But I can't really see how embedding MathML markup inside HTML comments
is supposed to improve things with existing (or even future) consuming
agents. You did say this:

> Also, I want to put the MathML or TeX in the page, not in separate
> documents. Typical pages with math in them might have dozens of
> equations. Having their representation in separate files is
> inefficient but perhaps the biggest problem is that it makes authoring
> a lot more tedious as lots of small files have to be managed. 

The web stack tends to work by stitching together lots of different
resources to make up the final presentation the user experiences when
she visits a URI: multiple HTML documents, scripts, stylesheets, images,
Flash movies, and so on all get bound together by a master document. I'm
generally sceptical about attempts to fight against this model in the
name of efficiency without changing the HTML specification itself. 

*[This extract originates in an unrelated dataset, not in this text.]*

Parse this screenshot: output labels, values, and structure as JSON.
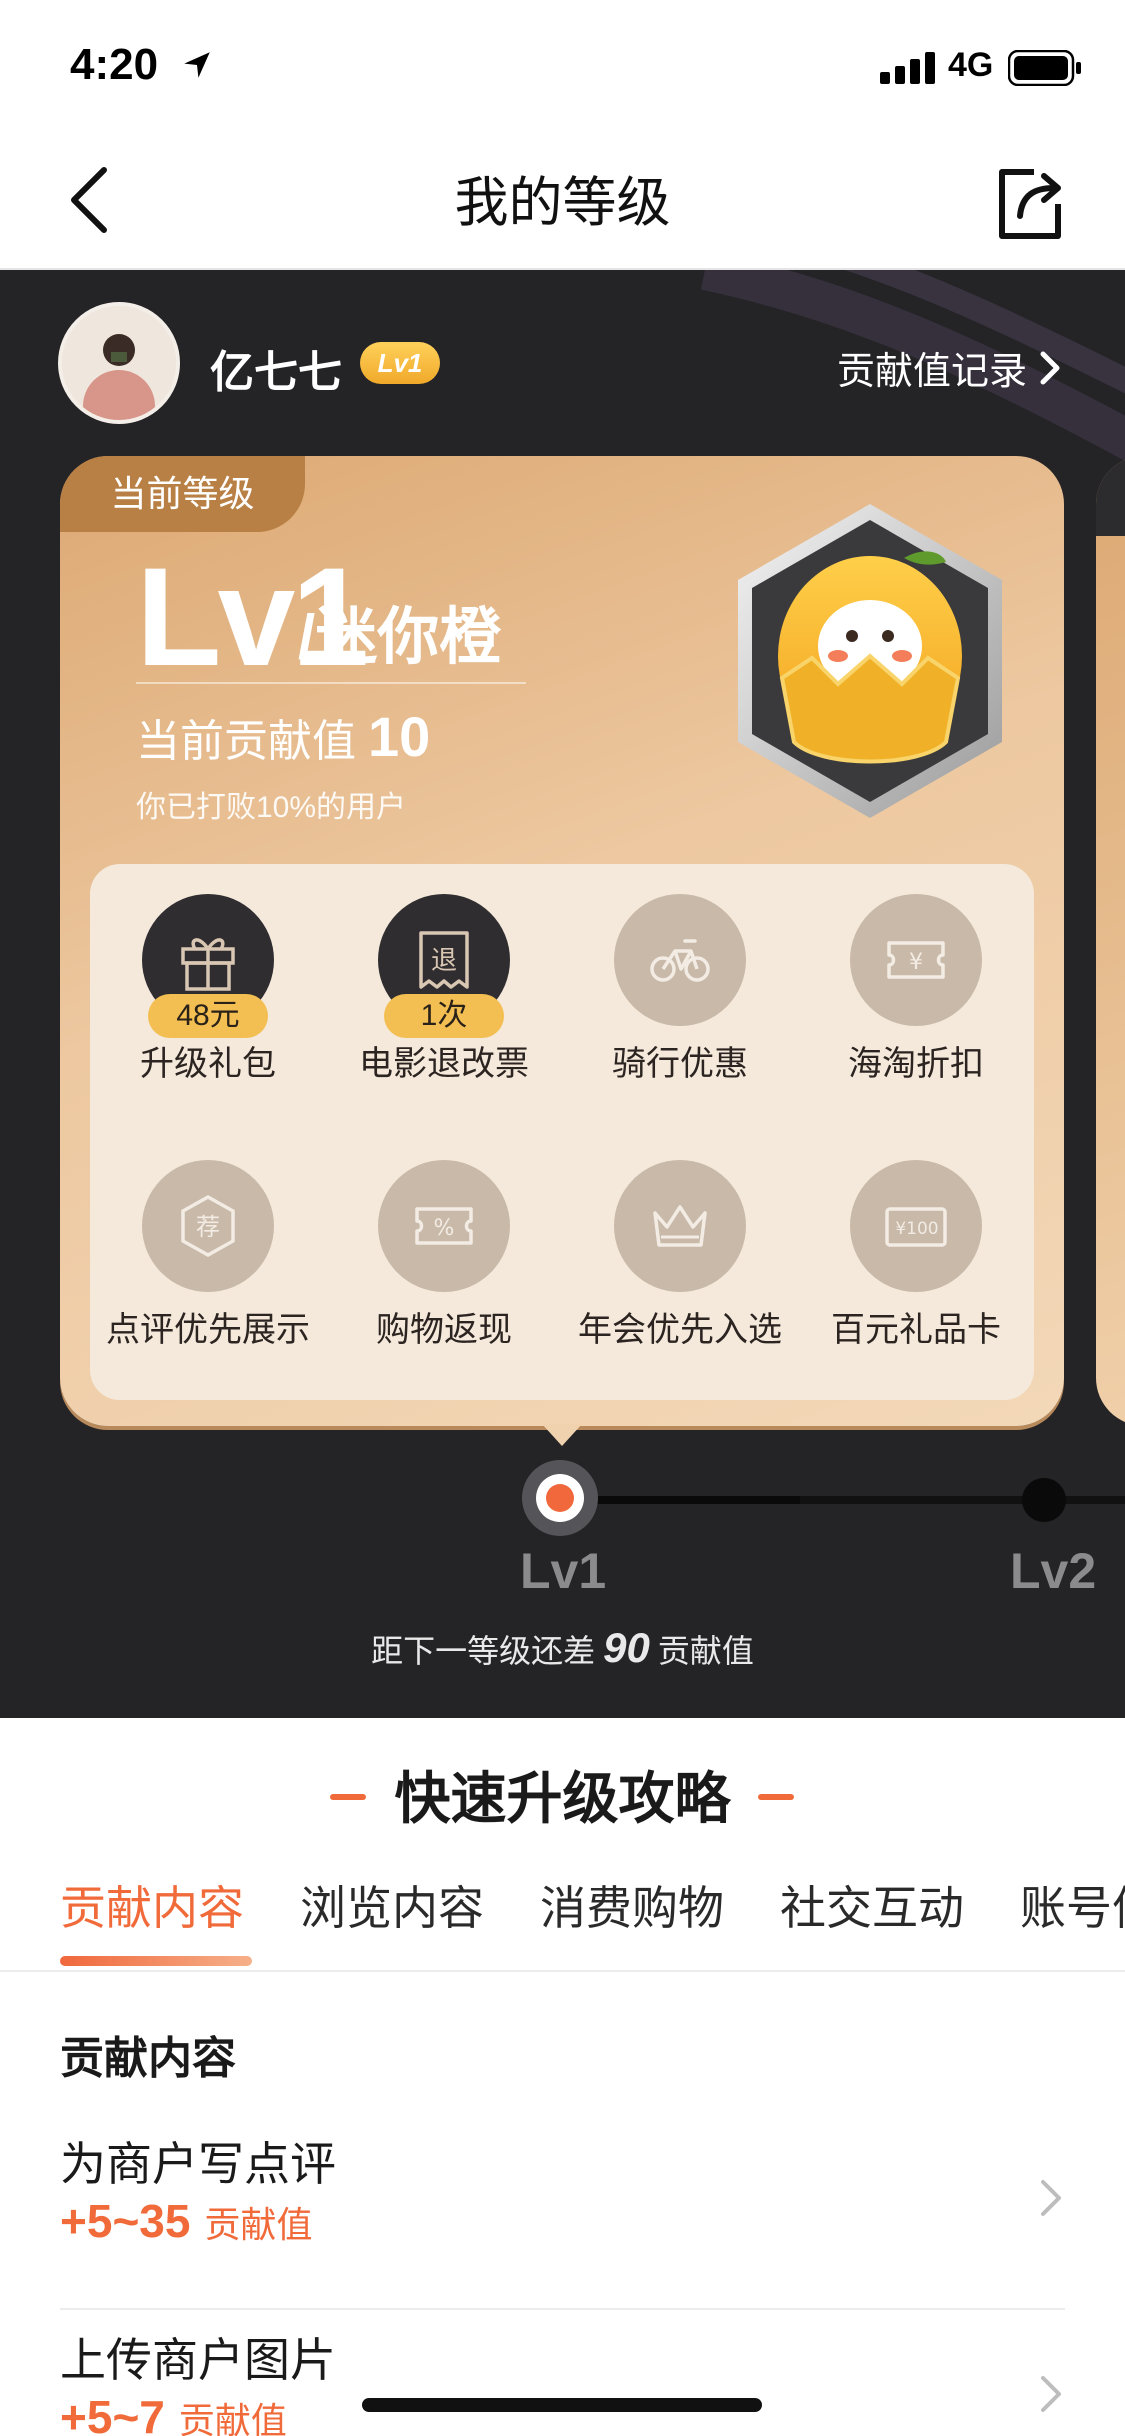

There's also an issue of efficiency for consuming agents that don't
support MathML and would have to waste bandwidth on MathML embedded in
comments.

Having said that, additional requests are more expensive than additional
bytes. But even if you have to externalize MathML outside the main HTML
document, you could (I guess) cut down the additional requests to just
one by using fragment identifiers to pinpoint individual equations in an
XML document containing a series of equations. You could even make the
referenced document an XHTML version of the HTML document, and use a
<link rel="alternate" type="application/xhtml+xml"> element to point to
the XHTML version from the HEAD of the HTML version, and use the HTML
HREF and LONGDESC attributes to point to fragment identifiers for
particular equations. HTTP content negotiation could perhaps be used to
send supporting consuming agents to the XHTML version in the first
place.

For very short equations, you might be able to do away with the external
document altogether by using data URIs instead of referencing an actual
external document:

http://www.w3.org/TR/html401/struct/objects.html#adef-data

http://en.wikipedia.org/wiki/Data:_URI_scheme

If authoring tools make creating master documents hard, I think that
highlights a flaw in the authoring tools in question, and the authoring
tools are likely to be a little easier to "fix" than consuming agents.
OpenDocuments consist of an archive of multiple resources, but the user
experience of editing an OpenDocument in OpenOffice.org is of editing a
seamless document.

Using HTML comments to hide stuff is generally a bad idea since comments
should be disposable and sometimes are discarded. There are cases where
that doesn't matter. For example, it doesn't matter when conditional
comments are used to serve different styles to IE are okay because, if
content has been kept separate from presentation, it should be possible
to use the browser's default CSS to achieve a usable presentation of the
document. Now there could be cases where using comments is worth the
risk even for data that is important to understanding a document, but I
don't really see sufficient advantages in this particular case to offset
the costs.

--
Benjamin Hawkes-Lewis